Thermal migration towards constructing W-W dual-sites for boosted alkaline hydrogen evolution reaction

• Published in: Nature communications Vol. 13; no. 1; p. 763
• Main Authors: Chen, Zhigang, Xu, Yafeng, Ding, Ding, Song, Ge, Gan, Xingxing, Li, Hao, Wei, Wei, Chen, Jian, Li, Zhiyun, Gong, Zhongmiao, Dong, Xiaoming, Zhu, Chengfeng, Yang, Nana, Ma, Jingyuan, Gao, Rui, Luo, Dan, Cong, Shan, Wang, Lu, Zhao, Zhigang, Cui, Yi
• Format: Journal Article
• Language: English
• Published: London Nature Publishing Group UK 09.02.2022; Nature Publishing Group; Nature Portfolio
• Subjects: 140/146; 639/301/299/886; 639/638/77/884; 639/925/357; Atomic clusters; Atomic properties; Carbon; Catalysts; Electronic structure; Evolution; Humanities and Social Sciences; Hydrogen; Hydrogen evolution reactions; Intermediates; multidisciplinary; Phosphorus; Photoelectron spectroscopy; Photoelectrons; Pressure; Science; Science (multidisciplinary); Tungsten; Tungsten carbide
• ISSN: 2041-1723; 2041-1723
• DOI: 10.1038/s41467-022-28413-6

Tungsten carbides, featured by their Pt-like electronic structure, have long been advocated as potential replacements for the benchmark Pt-group catalysts in hydrogen evolution reaction.

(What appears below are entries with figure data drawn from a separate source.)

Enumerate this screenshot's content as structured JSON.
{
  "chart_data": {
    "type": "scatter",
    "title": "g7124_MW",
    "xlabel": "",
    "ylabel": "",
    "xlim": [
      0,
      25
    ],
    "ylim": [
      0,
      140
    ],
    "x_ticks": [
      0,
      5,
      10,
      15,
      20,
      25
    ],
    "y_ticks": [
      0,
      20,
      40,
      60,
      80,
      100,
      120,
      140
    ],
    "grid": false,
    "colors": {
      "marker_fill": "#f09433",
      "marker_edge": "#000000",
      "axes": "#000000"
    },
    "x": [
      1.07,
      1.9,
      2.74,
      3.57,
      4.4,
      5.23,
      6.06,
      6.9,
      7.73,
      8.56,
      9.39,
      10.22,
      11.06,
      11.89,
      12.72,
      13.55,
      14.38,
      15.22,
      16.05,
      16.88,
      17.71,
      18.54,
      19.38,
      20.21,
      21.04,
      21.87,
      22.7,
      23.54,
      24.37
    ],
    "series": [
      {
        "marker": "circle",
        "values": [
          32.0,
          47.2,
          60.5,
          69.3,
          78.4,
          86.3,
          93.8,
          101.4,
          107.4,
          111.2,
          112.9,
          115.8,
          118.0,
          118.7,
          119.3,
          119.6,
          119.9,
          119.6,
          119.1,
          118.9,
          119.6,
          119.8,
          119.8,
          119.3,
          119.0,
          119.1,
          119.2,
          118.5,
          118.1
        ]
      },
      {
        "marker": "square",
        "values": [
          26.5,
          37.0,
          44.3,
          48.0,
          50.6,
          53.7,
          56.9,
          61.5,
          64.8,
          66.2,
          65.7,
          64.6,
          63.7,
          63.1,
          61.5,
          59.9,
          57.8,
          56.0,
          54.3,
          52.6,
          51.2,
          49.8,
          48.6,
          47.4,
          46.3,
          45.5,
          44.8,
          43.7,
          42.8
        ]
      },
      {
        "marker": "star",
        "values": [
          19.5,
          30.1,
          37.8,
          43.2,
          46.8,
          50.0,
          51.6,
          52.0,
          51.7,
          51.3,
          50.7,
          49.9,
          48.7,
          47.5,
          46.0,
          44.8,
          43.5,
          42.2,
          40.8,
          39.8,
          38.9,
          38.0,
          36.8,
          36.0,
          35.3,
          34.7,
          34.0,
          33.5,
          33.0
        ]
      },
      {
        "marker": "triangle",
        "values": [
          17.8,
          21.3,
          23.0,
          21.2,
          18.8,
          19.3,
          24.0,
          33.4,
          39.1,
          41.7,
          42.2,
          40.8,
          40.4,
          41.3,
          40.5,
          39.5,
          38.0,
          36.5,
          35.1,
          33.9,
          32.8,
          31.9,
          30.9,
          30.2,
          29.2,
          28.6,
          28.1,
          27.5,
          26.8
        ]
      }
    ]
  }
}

However, tungsten-carbide catalysts usually exhibit poor alkaline HER performance because of the sluggish hydrogen desorption behavior and possible corrosion problem of tungsten atoms by the produced hydroxyl intermediates. Herein, we report the synthesis of tungsten atomic clusters anchored on P-doped carbon materials via a thermal-migration strategy using tungsten single atoms as the parent material, which is evidenced to have the most favorable Pt-like electronic structure by in-situ variable-temperature near ambient pressure X-ray photoelectron spectroscopy measurements. Accordingly, tungsten atomic clusters show markedly enhanced alkaline HER activity with an ultralow overpotential of 53 mV at 10 mA/cm 2 and a Tafel slope as low as 38 mV/dec. These findings may provide a feasible route towards the rational design of atomic-cluster catalysts with high alkaline hydrogen evolution activity. While platinum is a highly active catalyst for H 2 evolution, its low abundance prompts research into earth-abundant alternatives. Here, authors prepare tungsten atomic clusters on phosphorus doped carbon by thermal migration and demonstrate excellent activities for hydrogen evolution electrocatalysis.